Bullying appears to be an adaptive behaviour that a child learns to use to his or her advantage when he or she enters a different social environment; to be blunt, the majority of kids are learning how to “get away with” bullying when they first start school. To be fair, I am not saying that they learn the behaviour in Kindergarten but I am saying that they learn that is acceptable by default in that it is not squelched at the outset. I do not know if the elementary school teachers simply cannot recognize these behaviours as bullying in its infancy or if they choose to look the other way in the hopes that the issue will resolve itself, but either way the child learns that the bullying behaviour is acceptable because it has not been clearly addressed to the child as unacceptable. Fast forward the situation from Grade One to Grade Ten and the problem grows exponentially. Teachers encourage the student victims to “stand up to the bully” when the teachers themselves fail to do so and thus I would suggest that the next time one of these teachers is threatened, assaulted or intimidated by another adult that they do not call the police and file a report but rather “stand up” to their assailant themselves.
It would be too easy to point a finger at teachers and blame them when realistically laying blame is a blatant attempt at shirking one’s own responsibility; instead, I would argue that we, as a society, have to actually address the issue with some concerted effort lest Amanda’s death –like her predecessor Dawn-Marie – be in vain. If it means that we have to staff the Kindergarten classrooms with behaviourists or police officers or Cesar Milan then so be it, but if the adage of “an ounce of prevention is worth a pound of cure” holds true, then preventing a child from learning that they can bully others is surely easier than trying to deal with the behaviour once it is ingrained. An aggressive dog is disciplined and immediately removed from the company of other canines by the responsible handler at the first indication of trouble and preferably before an injury occurs. Conversely, an aggressive child is scolded with a few sharp words and the rolling of eyes after another child is injured. I highly doubt that this latter style of reprimand would be well-received at the dog park nor would it be viewed as responsible dog ownership, so why is it acceptable adult methodology for addressing bullying in the classroom? For any teacher that balks at the idea of giving up control of their classroom to a supervisor I would counter that the teachers never do have control of the class – the bullies do, which is confirmed every time a bully is reprimanded with a few sharp words and the rolling of eyes.

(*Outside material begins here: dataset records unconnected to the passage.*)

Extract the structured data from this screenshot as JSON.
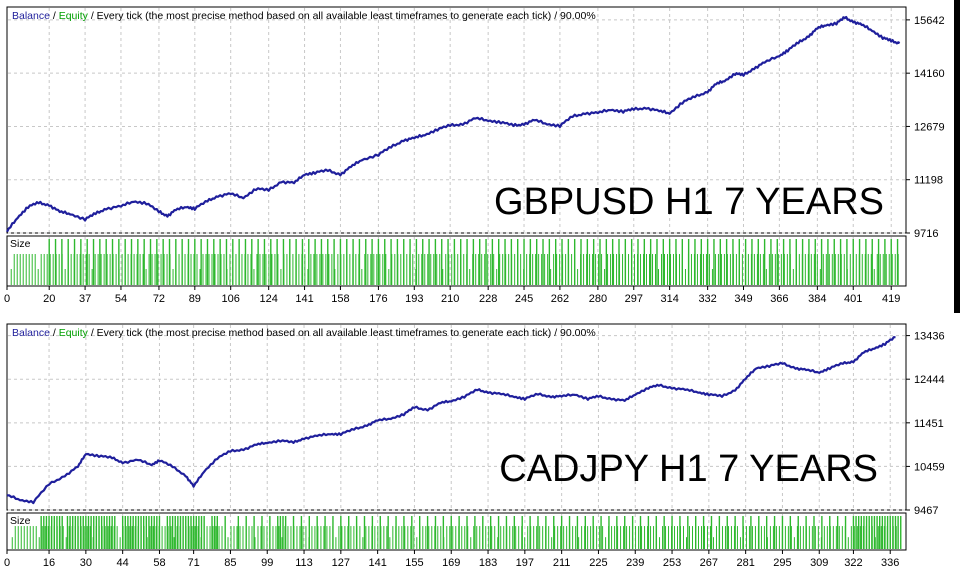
{
  "chart_data": [
    {
      "type": "line",
      "header": {
        "balance": "Balance",
        "equity": "Equity",
        "description": "Every tick (the most precise method based on all available least timeframes to generate each tick)",
        "quality": "90.00%"
      },
      "overlay_title": "GBPUSD H1 7 YEARS",
      "ylim": [
        9716,
        16000
      ],
      "y_ticks": [
        "15642",
        "14160",
        "12679",
        "11198",
        "9716"
      ],
      "y_tick_values": [
        15642,
        14160,
        12679,
        11198,
        9716
      ],
      "xlim": [
        0,
        426
      ],
      "x_ticks": [
        "0",
        "20",
        "37",
        "54",
        "72",
        "89",
        "106",
        "124",
        "141",
        "158",
        "176",
        "193",
        "210",
        "228",
        "245",
        "262",
        "280",
        "297",
        "314",
        "332",
        "349",
        "366",
        "384",
        "401",
        "419"
      ],
      "x_tick_values": [
        0,
        20,
        37,
        54,
        72,
        89,
        106,
        124,
        141,
        158,
        176,
        193,
        210,
        228,
        245,
        262,
        280,
        297,
        314,
        332,
        349,
        366,
        384,
        401,
        419
      ],
      "size_label": "Size",
      "grid": true,
      "colors": {
        "balance": "#1f1f9c",
        "equity": "#00a000",
        "size_bar": "#2eb82e",
        "grid": "#c8c8c8"
      },
      "series": [
        {
          "name": "Balance",
          "x": [
            0,
            5,
            10,
            15,
            20,
            25,
            30,
            37,
            42,
            47,
            54,
            60,
            66,
            72,
            76,
            80,
            85,
            89,
            95,
            100,
            106,
            112,
            118,
            124,
            130,
            136,
            141,
            146,
            152,
            158,
            163,
            168,
            176,
            182,
            188,
            193,
            198,
            204,
            210,
            216,
            222,
            228,
            234,
            240,
            245,
            250,
            256,
            262,
            268,
            274,
            280,
            286,
            292,
            297,
            303,
            309,
            314,
            320,
            326,
            332,
            336,
            340,
            345,
            349,
            354,
            359,
            366,
            370,
            375,
            380,
            384,
            388,
            393,
            397,
            401,
            405,
            410,
            415,
            419,
            423
          ],
          "y": [
            9750,
            10150,
            10450,
            10550,
            10500,
            10300,
            10250,
            10100,
            10250,
            10400,
            10450,
            10600,
            10550,
            10300,
            10200,
            10350,
            10450,
            10400,
            10600,
            10750,
            10800,
            10700,
            10950,
            10900,
            11150,
            11100,
            11350,
            11400,
            11450,
            11350,
            11550,
            11750,
            11900,
            12100,
            12300,
            12350,
            12450,
            12600,
            12700,
            12750,
            12900,
            12850,
            12800,
            12700,
            12750,
            12850,
            12750,
            12700,
            12950,
            13050,
            13050,
            13150,
            13100,
            13150,
            13200,
            13100,
            13050,
            13350,
            13500,
            13650,
            13850,
            13950,
            14150,
            14100,
            14300,
            14450,
            14650,
            14800,
            15000,
            15200,
            15400,
            15500,
            15550,
            15700,
            15600,
            15500,
            15350,
            15150,
            15050,
            15000
          ]
        }
      ],
      "size_bars": [
        20,
        23,
        26,
        29,
        32,
        35,
        38,
        41,
        44,
        47,
        50,
        53,
        56,
        59,
        62,
        65,
        68,
        71,
        74,
        77,
        80,
        83,
        86,
        89,
        92,
        95,
        98,
        101,
        104,
        107,
        110,
        113,
        116,
        119,
        122,
        125,
        128,
        131,
        134,
        137,
        140,
        143,
        146,
        149,
        152,
        155,
        158,
        161,
        164,
        167,
        170,
        173,
        176,
        179,
        182,
        185,
        188,
        191,
        194,
        197,
        200,
        203,
        206,
        209,
        212,
        215,
        218,
        221,
        224,
        227,
        230,
        233,
        236,
        239,
        242,
        245,
        248,
        251,
        254,
        257,
        260,
        263,
        266,
        269,
        272,
        275,
        278,
        281,
        284,
        287,
        290,
        293,
        296,
        299,
        302,
        305,
        308,
        311,
        314,
        317,
        320,
        323,
        326,
        329,
        332,
        335,
        338,
        341,
        344,
        347,
        350,
        353,
        356,
        359,
        362,
        365,
        368,
        371,
        374,
        377,
        380,
        383,
        386,
        389,
        392,
        395,
        398,
        401,
        404,
        407,
        410,
        413,
        416,
        419,
        422
      ]
    },
    {
      "type": "line",
      "header": {
        "balance": "Balance",
        "equity": "Equity",
        "description": "Every tick (the most precise method based on all available least timeframes to generate each tick)",
        "quality": "90.00%"
      },
      "overlay_title": "CADJPY H1 7 YEARS",
      "ylim": [
        9467,
        13700
      ],
      "y_ticks": [
        "13436",
        "12444",
        "11451",
        "10459",
        "9467"
      ],
      "y_tick_values": [
        13436,
        12444,
        11451,
        10459,
        9467
      ],
      "xlim": [
        0,
        342
      ],
      "x_ticks": [
        "0",
        "16",
        "30",
        "44",
        "58",
        "71",
        "85",
        "99",
        "113",
        "127",
        "141",
        "155",
        "169",
        "183",
        "197",
        "211",
        "225",
        "239",
        "253",
        "267",
        "281",
        "295",
        "309",
        "322",
        "336"
      ],
      "x_tick_values": [
        0,
        16,
        30,
        44,
        58,
        71,
        85,
        99,
        113,
        127,
        141,
        155,
        169,
        183,
        197,
        211,
        225,
        239,
        253,
        267,
        281,
        295,
        309,
        322,
        336
      ],
      "size_label": "Size",
      "grid": true,
      "colors": {
        "balance": "#1f1f9c",
        "equity": "#00a000",
        "size_bar": "#2eb82e",
        "grid": "#c8c8c8"
      },
      "series": [
        {
          "name": "Balance",
          "x": [
            0,
            5,
            10,
            16,
            22,
            27,
            30,
            35,
            40,
            44,
            50,
            55,
            58,
            63,
            68,
            71,
            75,
            80,
            85,
            90,
            95,
            99,
            104,
            109,
            113,
            118,
            123,
            127,
            132,
            137,
            141,
            146,
            151,
            155,
            160,
            165,
            169,
            174,
            179,
            183,
            188,
            193,
            197,
            202,
            207,
            211,
            216,
            221,
            225,
            230,
            235,
            239,
            244,
            248,
            253,
            258,
            263,
            267,
            272,
            277,
            281,
            285,
            290,
            295,
            300,
            304,
            309,
            313,
            318,
            322,
            326,
            330,
            334,
            338
          ],
          "y": [
            9800,
            9700,
            9650,
            10050,
            10250,
            10450,
            10750,
            10700,
            10650,
            10550,
            10600,
            10500,
            10600,
            10450,
            10250,
            10000,
            10350,
            10650,
            10800,
            10850,
            10950,
            11000,
            11050,
            11000,
            11100,
            11150,
            11200,
            11200,
            11300,
            11400,
            11500,
            11550,
            11650,
            11800,
            11750,
            11900,
            11950,
            12050,
            12200,
            12150,
            12100,
            12050,
            12000,
            12100,
            12050,
            12050,
            12100,
            12000,
            12050,
            12000,
            11950,
            12100,
            12250,
            12300,
            12250,
            12200,
            12150,
            12100,
            12050,
            12200,
            12450,
            12700,
            12750,
            12800,
            12700,
            12650,
            12600,
            12700,
            12800,
            12850,
            13050,
            13150,
            13250,
            13400
          ]
        }
      ],
      "size_bars": [
        13,
        14,
        15,
        16,
        17,
        18,
        19,
        20,
        21,
        23,
        24,
        25,
        26,
        27,
        28,
        29,
        30,
        31,
        32,
        33,
        34,
        35,
        36,
        37,
        38,
        39,
        40,
        41,
        44,
        45,
        46,
        47,
        48,
        49,
        50,
        51,
        52,
        53,
        54,
        55,
        56,
        57,
        58,
        61,
        62,
        63,
        64,
        65,
        66,
        67,
        68,
        69,
        70,
        71,
        72,
        73,
        74,
        75,
        78,
        79,
        80,
        83,
        88,
        91,
        94,
        97,
        100,
        103,
        104,
        105,
        106,
        109,
        112,
        115,
        118,
        121,
        124,
        127,
        130,
        133,
        136,
        139,
        142,
        145,
        148,
        151,
        154,
        157,
        160,
        163,
        166,
        169,
        172,
        175,
        178,
        181,
        184,
        187,
        190,
        193,
        196,
        199,
        202,
        205,
        208,
        211,
        214,
        217,
        220,
        223,
        226,
        229,
        232,
        235,
        238,
        241,
        244,
        247,
        250,
        253,
        256,
        259,
        262,
        265,
        268,
        271,
        274,
        277,
        280,
        283,
        286,
        289,
        292,
        295,
        298,
        301,
        304,
        307,
        310,
        313,
        316,
        319,
        322,
        323,
        324,
        325,
        326,
        327,
        328,
        329,
        330,
        331,
        332,
        333,
        334,
        335,
        336,
        337,
        338,
        339,
        340
      ]
    }
  ]
}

Wednesday, February 27th is Anti-Bullying Day in BC and I would suggest that we do more than just wear a pink t-shirt and talk about bullying amongst ourselves. It is high time that we, as a society, come to terms with the magnitude of the situation and actually do something about it – we owe that much to Amanda and Dawn-Marie and the countless other victims who suffer from the abuse of bullies. Our society does not need more policies or t-shirts or funerals; what we need is to stop the bullying.